Trata-se de parecer jurídico solicitado por um grupo de militares (3º Sargento QE), todos pertencentes à inatividade (reserva remunerada/reformados), os quais pretendem a aplicação do principio da isonomia, em face da Lei nº 12.872/2013, a qual prevê a extinção do quadro especial de Terceiros – Sargentos do Exército, sendo criado o quadro especial de Terceiros – Sargentos e Segundo – Sargentos do Exército Brasileiro, destinado ao acesso dos cabos e taifeiros–mores com estabilidade assegurada.

Entretanto, a referida Lei nº 12.872/2013 não contemplou os militares da inatividade, ao contrario do que prevê a Lei nº 12.158/2009, que dispõe sobre o acesso às graduações superiores de militares oriundos do Quadro de Taifeiros da Aeronáutica, que assegurou a promoção, inclusive, dos militares da reserva remunerada, reformados e pensionistas.

Nessa perspectiva, passamos primeiramente, a análise da Lei n. 12.158/2009, a qual concedeu progressão aos taifeiros da Aeronáutica até a graduação de suboficial, graduação equivalente à de subtenente no Exército, promoção que se estende para a inatividade e alcança até os pensionistas.

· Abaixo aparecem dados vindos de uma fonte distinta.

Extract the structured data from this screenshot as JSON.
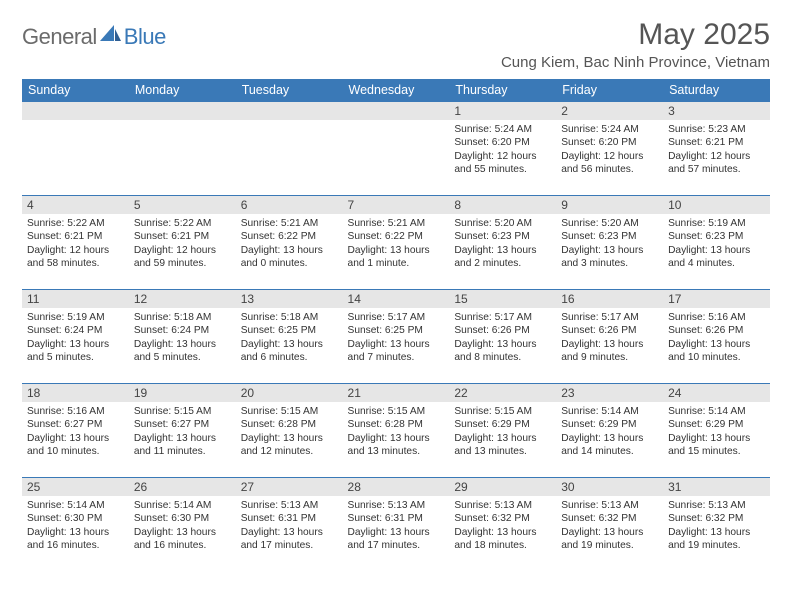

Diante destas considerações iniciais, pretendem os militares da inatividade (3º sargento do QE), por medida de justiça, acionarem o Judiciário, com o intuito de ser reconhecido o direito, àqueles que ingressaram na inatividade remunerada e que não foram agraciados com a promoção à graduação de segundo-sargento do QE. 
Apesar da pretensão dos referidos militares ser justa, tal reclamatória, não encontrará abrigo junto ao Judiciário, pois, a problemática tem viés legislativo, bem como não encontra abrigo no manto da Isonomia, conforme será mais bem explanado ao longo deste parecer jurídico consultivo.

Em relação à reclamada isonomia a colegas de outros quadros ou grupamentos da Aeronáutica (no caso em tela os Taifeiros), verifica-se a sua impossibilidade, pois, trata-se de situações absolutamente díspares, quer pela existência de efetivos distintos, quer pela diversidade de funções desempenhadas.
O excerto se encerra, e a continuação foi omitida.